The standard of care at the Memory Clinic includes involving a patient's caregiver and family in the treatment process of dealing with a chronic illness like dementia.

"The person with dementia is not the only one coping with the diagnosis," Martinez explains. "The whole family is going through this process so it's very important to have everyone involved from the beginning and give them as much support as we can."

Other small things have also helped Anne Marie adapt. Music and watching golf both engage and entertain Gary and he has kept up his hobby as a birdwatcher. His Alzheimer's symptoms continue to evolve and he now sometimes suffers from involuntary jerks. On those days, Anne Marie makes sure to use a sippy cup for his drinks and will serve him oatmeal instead of cereal since it's easier to clean up if the sudden movements cause him to spill his breakfast. 

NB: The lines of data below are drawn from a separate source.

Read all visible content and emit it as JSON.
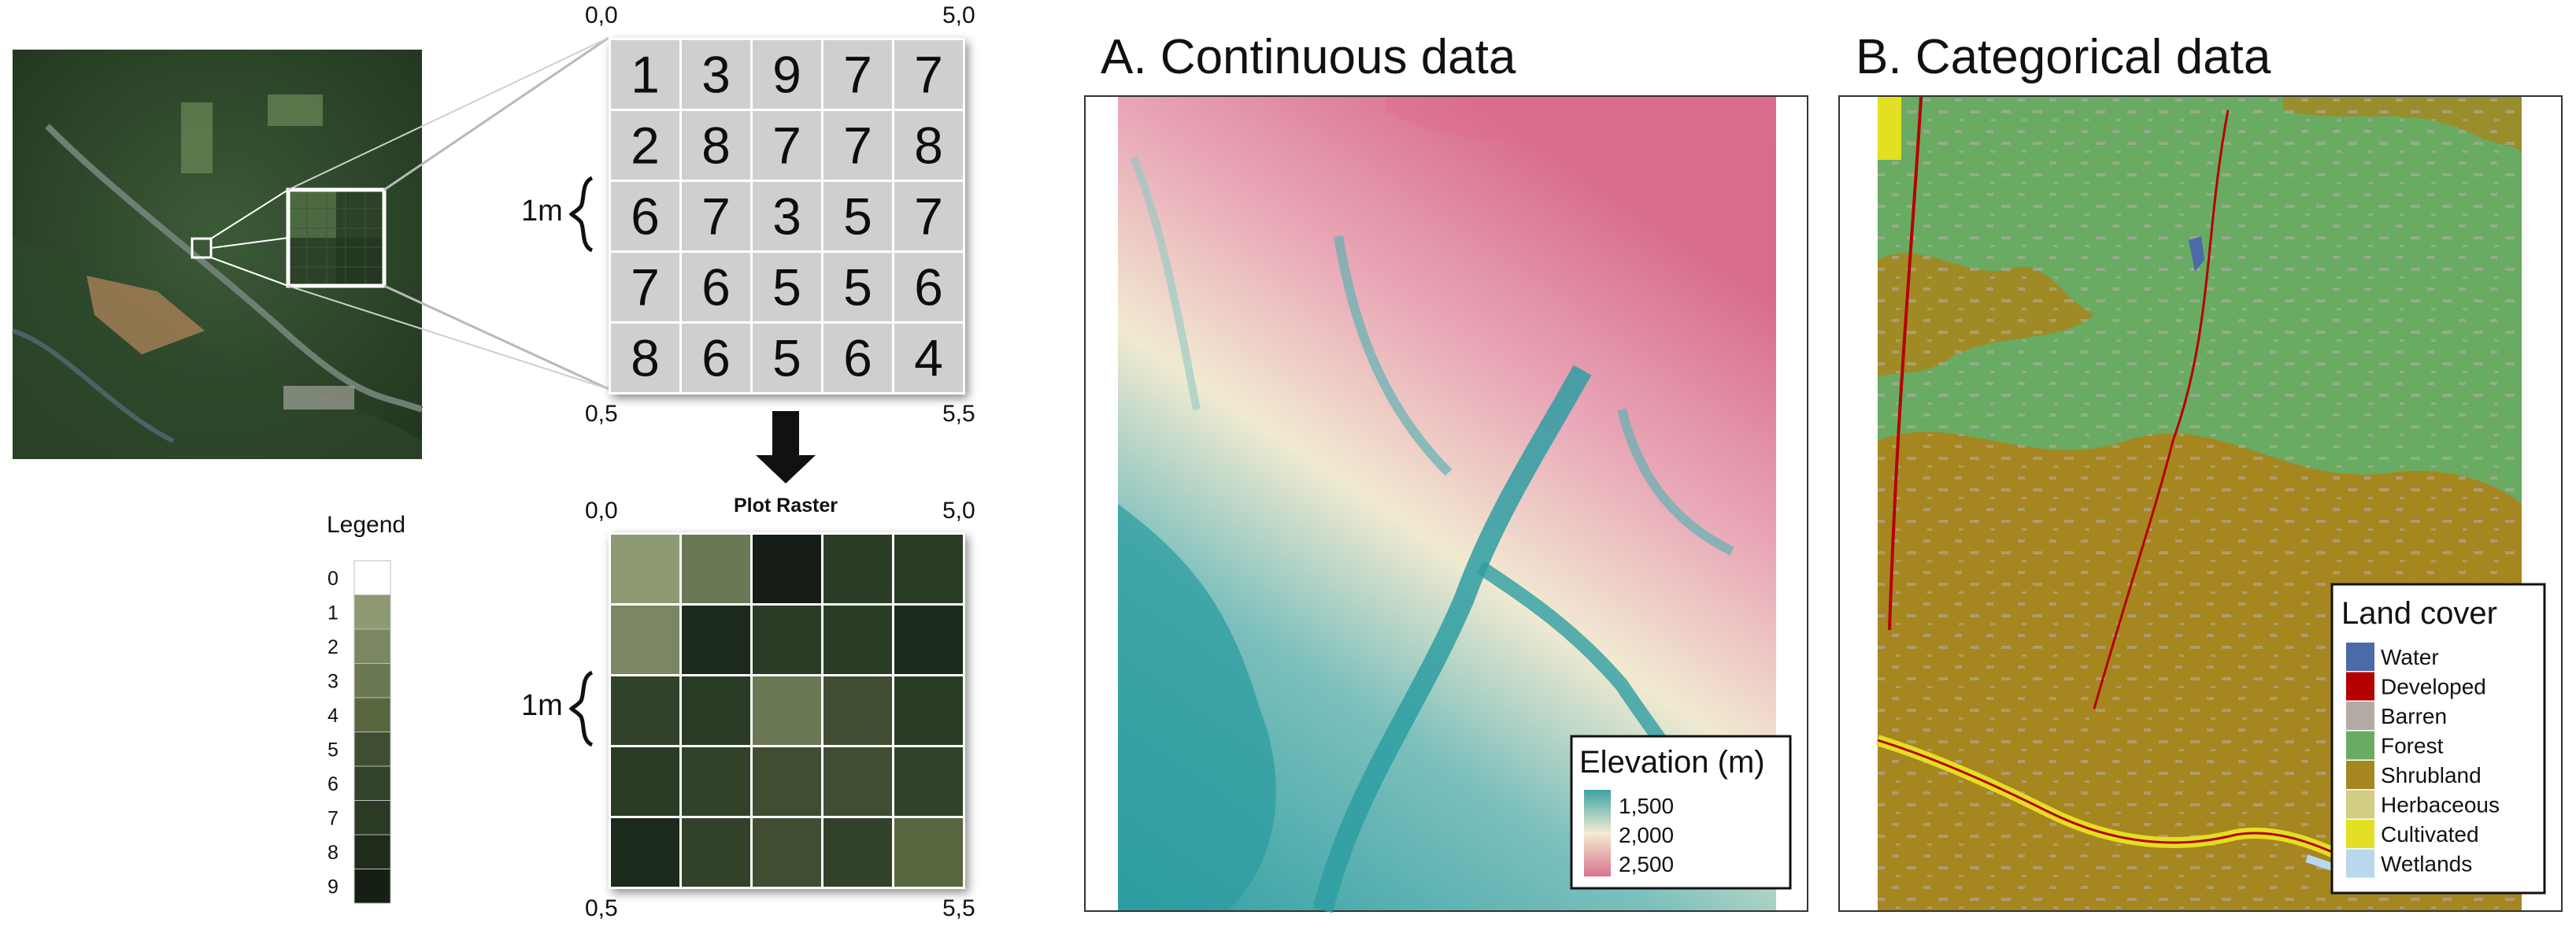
{
  "raster_demo": {
    "top_grid": {
      "corner_labels": {
        "top_left": "0,0",
        "top_right": "5,0",
        "bottom_left": "0,5",
        "bottom_right": "5,5"
      },
      "values": [
        [
          1,
          3,
          9,
          7,
          7
        ],
        [
          2,
          8,
          7,
          7,
          8
        ],
        [
          6,
          7,
          3,
          5,
          7
        ],
        [
          7,
          6,
          5,
          5,
          6
        ],
        [
          8,
          6,
          5,
          6,
          4
        ]
      ]
    },
    "scale_label": "1m",
    "arrow_label": "Plot Raster",
    "bottom_grid": {
      "corner_labels": {
        "top_left": "0,0",
        "top_right": "5,0",
        "bottom_left": "0,5",
        "bottom_right": "5,5"
      }
    },
    "legend": {
      "title": "Legend",
      "items": [
        {
          "value": "0",
          "color": "#ffffff"
        },
        {
          "value": "1",
          "color": "#8d9a73"
        },
        {
          "value": "2",
          "color": "#7a8762"
        },
        {
          "value": "3",
          "color": "#6b7854"
        },
        {
          "value": "4",
          "color": "#58663f"
        },
        {
          "value": "5",
          "color": "#3f4e33"
        },
        {
          "value": "6",
          "color": "#33422a"
        },
        {
          "value": "7",
          "color": "#2a3a25"
        },
        {
          "value": "8",
          "color": "#1f2c1b"
        },
        {
          "value": "9",
          "color": "#161f13"
        }
      ]
    }
  },
  "panel_a": {
    "title": "A. Continuous data",
    "legend": {
      "title": "Elevation (m)",
      "items": [
        {
          "label": "1,500",
          "color": "#3aa3a5"
        },
        {
          "label": "2,000",
          "color": "#f4ecd0"
        },
        {
          "label": "2,500",
          "color": "#d8738f"
        }
      ]
    }
  },
  "panel_b": {
    "title": "B. Categorical data",
    "legend": {
      "title": "Land cover",
      "items": [
        {
          "label": "Water",
          "color": "#4a6aa8"
        },
        {
          "label": "Developed",
          "color": "#b50000"
        },
        {
          "label": "Barren",
          "color": "#b3aba6"
        },
        {
          "label": "Forest",
          "color": "#69ab62"
        },
        {
          "label": "Shrubland",
          "color": "#a6861f"
        },
        {
          "label": "Herbaceous",
          "color": "#d2ce84"
        },
        {
          "label": "Cultivated",
          "color": "#e3df22"
        },
        {
          "label": "Wetlands",
          "color": "#b9d8ee"
        }
      ]
    }
  }
}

Most of all, having a sense of humour and being able to laugh with Gary about some of the frustrations of living with dementia is what makes the harder times easier.

But if there's one thing that hasn't changed, it's Anne Marie's total commitment to Gary.

"There's no doubt that I've definitely had my moments from time to time," she says. "But I would tell any caregiver who is just starting out in their long journey as long as there is acceptance and laughter, life is so much easier – not forgetting love, of course. Gary is still the wonderful man I married 30 years ago, and the best father and grandfather.